– Это. важный государственный вопрос, – сказал первый министр со всею серьезностью, какую он сохранял при важных делах. – Я пришёл побеседовать с вами об этом главном предмете. Вы знаете, – продолжал его эминенция, соразмеряя выражения так, чтобы можно было легко опровергнуть всякую нескромность, – вы знаете в чьей руке вот уже полтора года находятся бразды правления, кто держит в повиновении иностранных государей, кто укротил внутренних честолюбивых агитаторов; наконец, не с сегодняшнего дня вам известно, кто удостоен устроить, благосостояние королевства и славу его величества…
– Известно, господин кардинал, как вы ревностны к благу Франции.
– Мудрость короля способствовала успеху моих предприятий, потому что его величество удостоил соединить в руках своего верного слуги все нити верховной власти, все без исключения. Необходимо, чтоб это единство власти продолжалось, и в царствование государя, которому провидение, к несчастью, не ниспослало столько здоровья, сколько величия, средства положить конец наследству престола не будут отделены от этого бремени забот и усилий.
– Я вас понимаю, и как, увы, всё заставляет предполагать, одного качества не достаёт Людовику ХIII, будем говорить, яснее, – если действительно, по воле провидения, этот государь не предназначен для продолжения знаменитого потомства, Генриха IV, вашему благоразумию будет предстоять выбор.
– Э, Боже мой, да, герцогиня, ибо иначе мы можем видеть разрушение всего здания славы, с трудом воздвигнутого на почве, покрытой едва погасшими факелами гражданской войны. Рождение дофина будет событием совершенно политическим; осмелюсь сказать, – необходимо, чтобы мне было дозволено устроить его на весьма осторожной и тайной министерской комбинации…
– Отлично понимаю, господин кардинал, и охотно выскажу всю мою мысль; в подобных обстоятельствах такой государственный человек, как вы, должен действовать без посредничества.
– Страстное моё желание угодить королеве, непоколебимая преданность королю и забота о благоденствии Франции подымут мое рвение до высоты благородного назначения, если Бог попустит мне исполнить его. Без сомнения мне это будет стоить, – продолжал Ришельё, схватив руку герцогини, – мне это будет стоить дорого, – потерять в одну минуту сладкую перспективу надежды, которою вы ласкаете мою душу.

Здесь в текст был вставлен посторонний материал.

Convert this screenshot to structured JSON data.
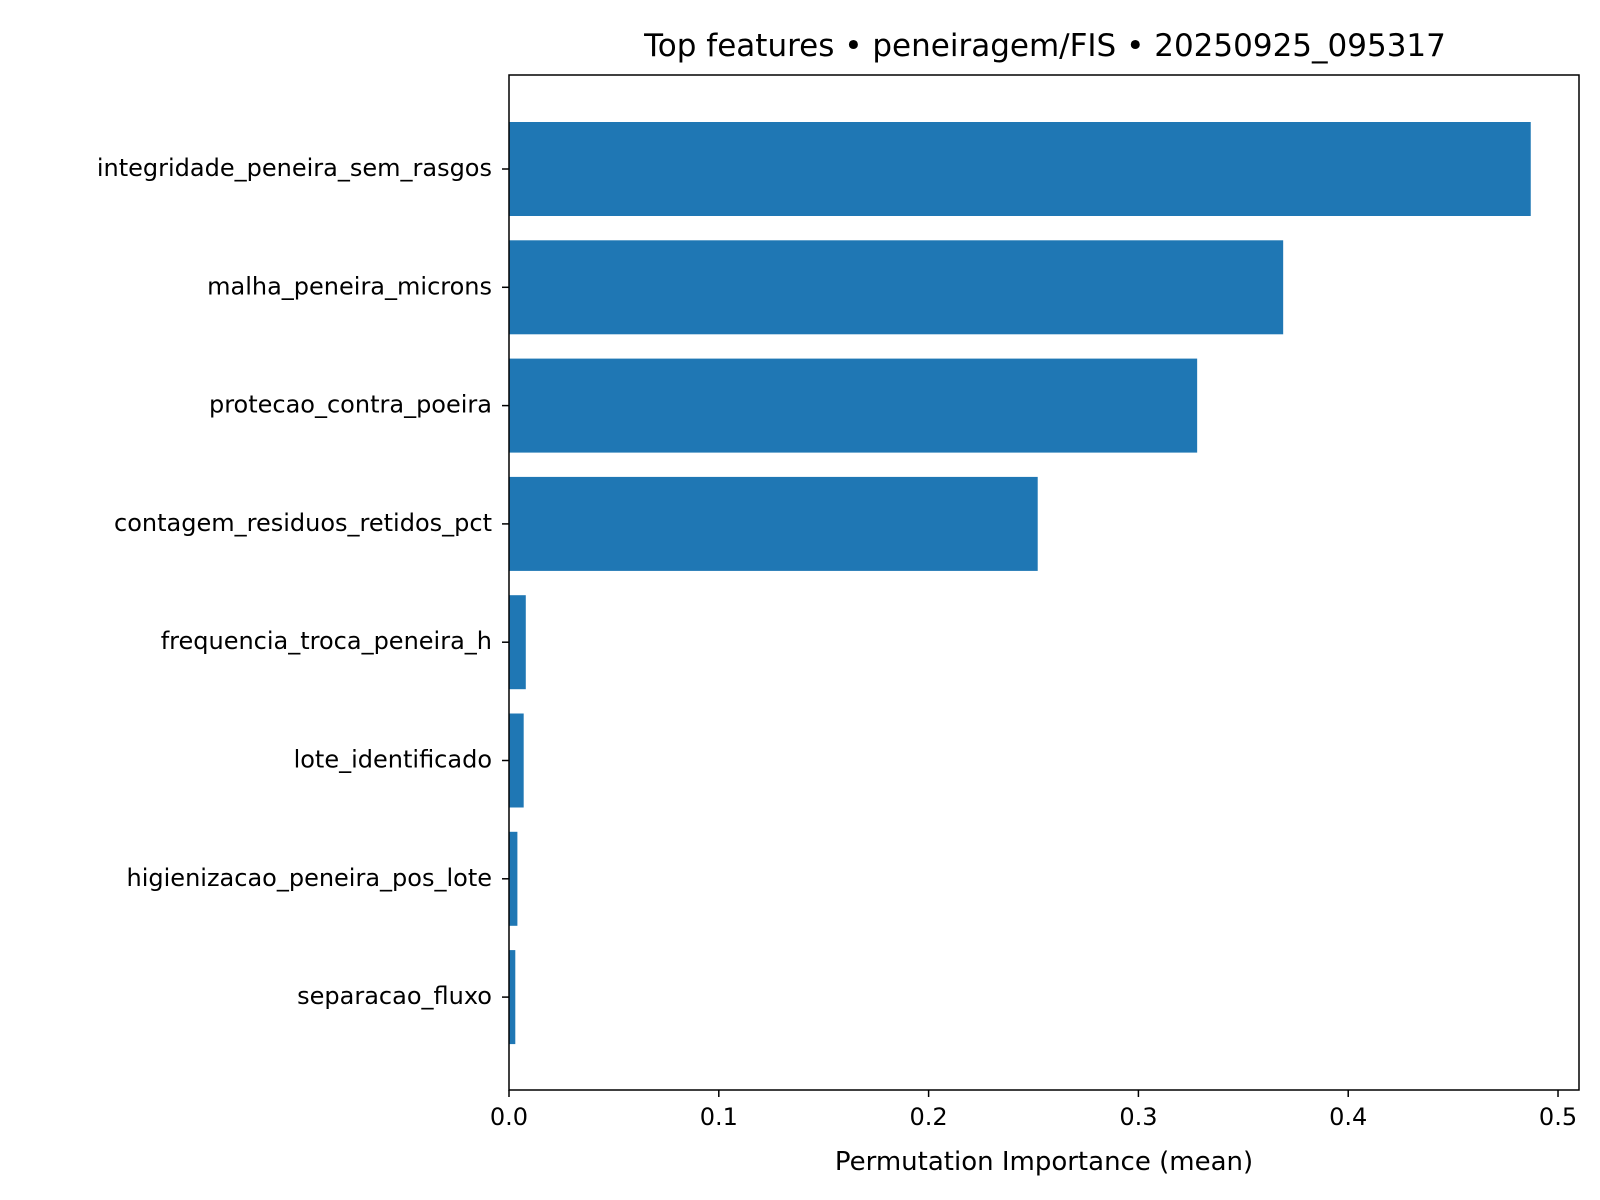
{
  "chart_data": {
    "type": "bar",
    "orientation": "horizontal",
    "title": "Top features • peneiragem/FIS • 20250925_095317",
    "xlabel": "Permutation Importance (mean)",
    "ylabel": "",
    "xlim": [
      0,
      0.51
    ],
    "xticks": [
      0.0,
      0.1,
      0.2,
      0.3,
      0.4,
      0.5
    ],
    "xtick_labels": [
      "0.0",
      "0.1",
      "0.2",
      "0.3",
      "0.4",
      "0.5"
    ],
    "categories": [
      "integridade_peneira_sem_rasgos",
      "malha_peneira_microns",
      "protecao_contra_poeira",
      "contagem_residuos_retidos_pct",
      "frequencia_troca_peneira_h",
      "lote_identificado",
      "higienizacao_peneira_pos_lote",
      "separacao_fluxo"
    ],
    "values": [
      0.487,
      0.369,
      0.328,
      0.252,
      0.008,
      0.007,
      0.004,
      0.003
    ],
    "bar_color": "#1f77b4",
    "grid": false,
    "legend": "none"
  }
}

– О, не будьте cлaбы, кардинал! Разве мы не вырабатываем единого политического проекта, и разве каждый не обязан жертвовать своими частными привязанностями для государственного блага?
– Очаровательная, всегда очаровательная! – сказал с живостью прелат, целуя руку, которую держал в своей… – Ах, герцогиня, жертва, которая причиняет мне столько неудовольствия, будет минутная. Но скажите мне, каким образом склонить королеву, чтоб она победила отвращение, питаемое ко мне?
– Как вы мало знаете женщин! Ничто их столь не трогает как хорошие качества…
– Но в нашем замысле, где совершенство ума…
– Королева-испанка! Конечно, может быть, ей приятно иногда видеть нравственную заслугу в форме нравящейся глазам… а эта красная сутана…
– Не раз уже вы доводили меня до степени мирской угодливости римских кардиналов, и чтоб доставить вам удовольствие, я охотно променяю эту серьезную симарру на легкомысленный убор кавалера.
– Легкомысленный – не настоящее слово. Мужчины теперь одеваются неудобным образом для выказывания хорошего сложения. Недавно я видела в комедии костюм, который я избрала бы охотнее, и от которого королева без ума.
– Какой же, герцогиня?
– Костюм паяца. Я не знаю ничего грациознее для хорошо сложенного человека, и так как теперь карнавал, вы могли бы…
– Что за безумие!
– Не говорите. Я знаю тайные вкусы Анны Австрийской. Я попрошу ее отужинать ко мне в отель, вы окажетесь по данному знаку, и эта арлекинада будет тем приятнее для королевы, что её величество не увидит на вашем челе той суровости, которая столько раз пугала ее.
– Последнее замечание блистательно. Однако, если смешное…
– Невозможно. Ей понравится.
– Если бы это повело к успеху! Если королева наконец отрешится от несправедливых предубеждений, которые раздирают мне сердце, согласится видеть во мне ревностнейшего, преданнейшего слугу, тогда, герцогиня, она начнет царствовать; и если Господь призовет к себе Людовика ХIII, регентство обеспечено за его вдовою. Относительно вас, нет границ вашему кредиту, нет пределов почестям, какие пожелает герцог.
– Итак, господин кардинал, – будем надеяться на счастливое будущее, и да здравствует преосвященнейший дофин, рожденный от римского пурпура. Завтра дебют господина Панталоне.
– Хорошо, но под покровом самой непроницаемой тайны.
– Высшие интересы государства требуют этого.